Olivier Père

Phenomena de Dario Argento

Phenomena fait partie des six longs métrages de Dario Argento réédités en salles par Les Films du Camélia à partir du 27 juin, avec L’Oiseau au plumage de cristal, Le Chat à neuf queues, Les Frissons de l’angoisse, Suspiria et Opera.

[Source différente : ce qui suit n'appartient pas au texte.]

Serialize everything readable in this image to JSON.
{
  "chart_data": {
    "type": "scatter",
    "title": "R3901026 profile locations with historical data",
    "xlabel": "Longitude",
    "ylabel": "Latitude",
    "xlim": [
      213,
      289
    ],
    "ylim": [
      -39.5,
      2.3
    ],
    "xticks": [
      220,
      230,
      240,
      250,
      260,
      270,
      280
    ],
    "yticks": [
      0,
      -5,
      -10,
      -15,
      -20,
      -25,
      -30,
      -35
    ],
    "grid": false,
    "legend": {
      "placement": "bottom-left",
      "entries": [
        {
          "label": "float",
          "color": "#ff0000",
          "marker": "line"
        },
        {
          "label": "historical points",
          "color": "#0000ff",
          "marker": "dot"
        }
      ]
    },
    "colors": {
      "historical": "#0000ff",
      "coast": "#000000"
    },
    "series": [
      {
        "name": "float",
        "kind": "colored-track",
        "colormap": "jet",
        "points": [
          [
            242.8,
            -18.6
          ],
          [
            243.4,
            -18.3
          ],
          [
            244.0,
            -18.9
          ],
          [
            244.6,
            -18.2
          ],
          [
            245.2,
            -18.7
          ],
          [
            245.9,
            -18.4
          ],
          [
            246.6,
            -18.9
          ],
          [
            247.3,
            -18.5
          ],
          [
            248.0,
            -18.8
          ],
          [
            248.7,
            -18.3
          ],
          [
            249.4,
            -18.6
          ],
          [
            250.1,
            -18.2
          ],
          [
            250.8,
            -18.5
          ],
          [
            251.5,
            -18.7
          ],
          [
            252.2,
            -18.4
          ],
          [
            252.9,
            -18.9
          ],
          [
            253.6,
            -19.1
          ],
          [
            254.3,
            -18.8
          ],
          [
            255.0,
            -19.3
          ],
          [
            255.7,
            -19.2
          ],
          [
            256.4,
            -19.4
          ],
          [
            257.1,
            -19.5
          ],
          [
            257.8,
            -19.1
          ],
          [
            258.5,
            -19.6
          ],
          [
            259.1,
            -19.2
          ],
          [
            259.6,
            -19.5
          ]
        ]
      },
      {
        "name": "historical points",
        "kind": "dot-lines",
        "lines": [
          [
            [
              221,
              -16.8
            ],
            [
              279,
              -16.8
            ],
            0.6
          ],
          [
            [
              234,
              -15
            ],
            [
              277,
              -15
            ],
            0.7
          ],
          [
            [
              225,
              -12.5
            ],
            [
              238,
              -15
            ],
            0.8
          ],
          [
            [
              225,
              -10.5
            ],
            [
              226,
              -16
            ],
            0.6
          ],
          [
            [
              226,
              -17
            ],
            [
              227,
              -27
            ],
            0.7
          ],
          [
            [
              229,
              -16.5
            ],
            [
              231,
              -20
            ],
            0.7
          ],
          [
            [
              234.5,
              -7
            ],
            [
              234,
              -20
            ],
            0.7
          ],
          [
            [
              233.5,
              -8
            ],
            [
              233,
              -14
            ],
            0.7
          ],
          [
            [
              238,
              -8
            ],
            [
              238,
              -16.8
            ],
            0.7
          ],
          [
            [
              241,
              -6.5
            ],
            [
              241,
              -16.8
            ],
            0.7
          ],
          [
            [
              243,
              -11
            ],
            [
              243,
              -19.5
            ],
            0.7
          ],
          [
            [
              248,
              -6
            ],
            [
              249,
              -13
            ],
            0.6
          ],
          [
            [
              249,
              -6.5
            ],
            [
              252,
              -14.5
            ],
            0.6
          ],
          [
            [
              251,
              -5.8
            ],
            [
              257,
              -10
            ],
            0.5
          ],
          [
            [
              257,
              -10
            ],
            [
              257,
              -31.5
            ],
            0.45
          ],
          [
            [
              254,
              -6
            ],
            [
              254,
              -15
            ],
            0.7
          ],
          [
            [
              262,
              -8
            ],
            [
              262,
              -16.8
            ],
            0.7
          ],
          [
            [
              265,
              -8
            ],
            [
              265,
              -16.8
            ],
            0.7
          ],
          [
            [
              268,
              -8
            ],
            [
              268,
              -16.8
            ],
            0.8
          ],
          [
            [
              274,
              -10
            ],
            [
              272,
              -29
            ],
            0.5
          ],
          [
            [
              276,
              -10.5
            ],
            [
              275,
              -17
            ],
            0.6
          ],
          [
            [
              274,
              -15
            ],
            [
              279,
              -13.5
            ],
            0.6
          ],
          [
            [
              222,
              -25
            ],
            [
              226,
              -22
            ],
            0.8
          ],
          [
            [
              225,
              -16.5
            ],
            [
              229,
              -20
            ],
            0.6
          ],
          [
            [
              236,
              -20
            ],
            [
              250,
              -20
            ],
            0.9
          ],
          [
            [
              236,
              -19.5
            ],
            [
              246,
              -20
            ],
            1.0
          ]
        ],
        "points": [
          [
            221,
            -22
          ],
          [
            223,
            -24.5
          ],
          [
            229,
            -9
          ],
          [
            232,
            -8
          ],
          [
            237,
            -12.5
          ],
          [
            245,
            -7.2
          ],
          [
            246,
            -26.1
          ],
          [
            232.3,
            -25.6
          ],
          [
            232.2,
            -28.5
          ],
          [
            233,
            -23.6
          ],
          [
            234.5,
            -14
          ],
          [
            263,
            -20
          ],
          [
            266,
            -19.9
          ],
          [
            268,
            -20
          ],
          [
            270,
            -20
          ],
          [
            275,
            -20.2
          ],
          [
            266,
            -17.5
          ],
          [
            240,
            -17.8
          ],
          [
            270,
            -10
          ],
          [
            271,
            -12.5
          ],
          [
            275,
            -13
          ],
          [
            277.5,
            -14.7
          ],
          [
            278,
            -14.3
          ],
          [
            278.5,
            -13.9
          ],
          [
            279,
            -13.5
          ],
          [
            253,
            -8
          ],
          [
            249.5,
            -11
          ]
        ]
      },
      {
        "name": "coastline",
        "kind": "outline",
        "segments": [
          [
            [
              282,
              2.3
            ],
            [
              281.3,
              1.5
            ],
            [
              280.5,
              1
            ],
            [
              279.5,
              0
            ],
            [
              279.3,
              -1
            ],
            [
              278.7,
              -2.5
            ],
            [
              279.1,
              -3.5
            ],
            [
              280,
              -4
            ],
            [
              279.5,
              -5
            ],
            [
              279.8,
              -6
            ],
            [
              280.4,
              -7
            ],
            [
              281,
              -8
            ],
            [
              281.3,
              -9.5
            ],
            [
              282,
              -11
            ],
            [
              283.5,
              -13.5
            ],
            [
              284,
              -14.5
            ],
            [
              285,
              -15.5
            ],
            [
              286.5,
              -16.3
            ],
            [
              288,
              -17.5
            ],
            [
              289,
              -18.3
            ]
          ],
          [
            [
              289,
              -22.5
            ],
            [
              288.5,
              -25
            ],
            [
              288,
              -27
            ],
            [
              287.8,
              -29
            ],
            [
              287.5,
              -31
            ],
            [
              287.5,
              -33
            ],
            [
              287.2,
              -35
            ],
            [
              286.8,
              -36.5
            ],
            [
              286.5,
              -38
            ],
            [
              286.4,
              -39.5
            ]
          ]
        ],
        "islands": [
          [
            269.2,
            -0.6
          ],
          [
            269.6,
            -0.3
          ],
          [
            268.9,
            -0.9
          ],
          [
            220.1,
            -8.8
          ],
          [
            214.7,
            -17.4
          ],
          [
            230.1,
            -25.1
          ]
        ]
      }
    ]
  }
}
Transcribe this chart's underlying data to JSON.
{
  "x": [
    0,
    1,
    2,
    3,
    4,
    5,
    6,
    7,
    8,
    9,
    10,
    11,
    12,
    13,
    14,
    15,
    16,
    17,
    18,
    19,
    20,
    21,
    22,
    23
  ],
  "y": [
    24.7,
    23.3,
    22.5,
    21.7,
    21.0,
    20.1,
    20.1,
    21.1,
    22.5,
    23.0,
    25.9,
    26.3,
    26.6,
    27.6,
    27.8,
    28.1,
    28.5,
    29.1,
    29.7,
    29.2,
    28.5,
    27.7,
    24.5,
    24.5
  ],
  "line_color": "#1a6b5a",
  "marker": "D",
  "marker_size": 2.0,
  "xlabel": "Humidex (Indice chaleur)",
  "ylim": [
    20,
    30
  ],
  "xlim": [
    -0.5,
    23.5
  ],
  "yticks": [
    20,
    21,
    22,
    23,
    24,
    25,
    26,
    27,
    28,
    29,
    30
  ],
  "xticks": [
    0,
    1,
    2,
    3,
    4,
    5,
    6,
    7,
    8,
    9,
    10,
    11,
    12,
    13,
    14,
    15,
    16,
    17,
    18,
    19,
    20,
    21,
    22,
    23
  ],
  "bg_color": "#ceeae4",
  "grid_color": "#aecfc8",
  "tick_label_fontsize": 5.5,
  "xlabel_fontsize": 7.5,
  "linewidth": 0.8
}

Réalisé en 1984, Phenomena fut sous-estimé par les fans français de Dario Argento à sa sortie. Ils reprochaient à leur réalisateur préféré d’avoir invité des groupes de hard rock, et Bill Wyman, à participer à la bande originale, tonitruante, aux côtés des habituels Goblin. Ils l’accusaient aussi d’avoir cédé aux facilités du « slasher » américain en proposant une intrigue plus conventionnelle que ses films précédents. Il n’y a rien de plus faux. Phenomena propose une approche très originale, et toujours aussi européenne, du cinéma criminel et fantastique. Argento situe l’action de son film en Suisse allemande, dont il restitue l’ambiance clinique et froide, en inventant une nouvelle forme de terreur blanche. Dans un collège près de Zurich, une jeune fille capable de communiquer avec les insectes retrouve la trace d’un assassin sadique. Cette idée de départ insolite bien que basée sur une réalité scientifique donne naissance à des images stupéfiantes et poétiques. Visuellement superbe, Phenomena est le portrait d’une adolescente pour qui la transformation en femme va passer par une série d’épreuves cruelles et dangereuses, mais dont elle sortira triomphante.

Phenomena marque un tournant dans la carrière du cinéaste italien, qui puise comme à son habitude dans le cinéma expressionniste et les productions de Val Lewton (une scène entière est calquée sur l’introduction de La Malédiction des hommes chats), mais délaisse les outrances baroques et sanglantes d’Inferno ou Ténèbres et oriente son film du côté de Lewis Carroll et du conte de fée, malgré des scènes de meurtres violents comme d’habitude. Sa frêle héroïne, qui possède la beauté lunaire d’une Jennifer Connelly adolescente (elle avait été remarquée par Argento dans le film de son ami Sergio Leone Il était une fois en Amérique) traverse en somnambule un univers terrifiant peuplé d’humains monstrueux et d’animaux bienveillants. Argento compose avec les éléments naturels (l’eau, le vent, la nuit, la forêt) un fascinant jeu de piste onirique, traversé de pièges, d’énigmes visuelles et d’instants magiques. Si Phenomena est aussi beau, c’est aussi grâce à son interprète principale, d’une grâce juvénile extraordinaire.

Lors de sa sortie dans les salles françaises le 12 juin 1985, Phenomena avait été expurgé de quelques images particulièrement violentes. Cette réédition devrait permettre de le redécouvrir dans sa version intégrale, plus fidèle à l’imagination sadique de son auteur.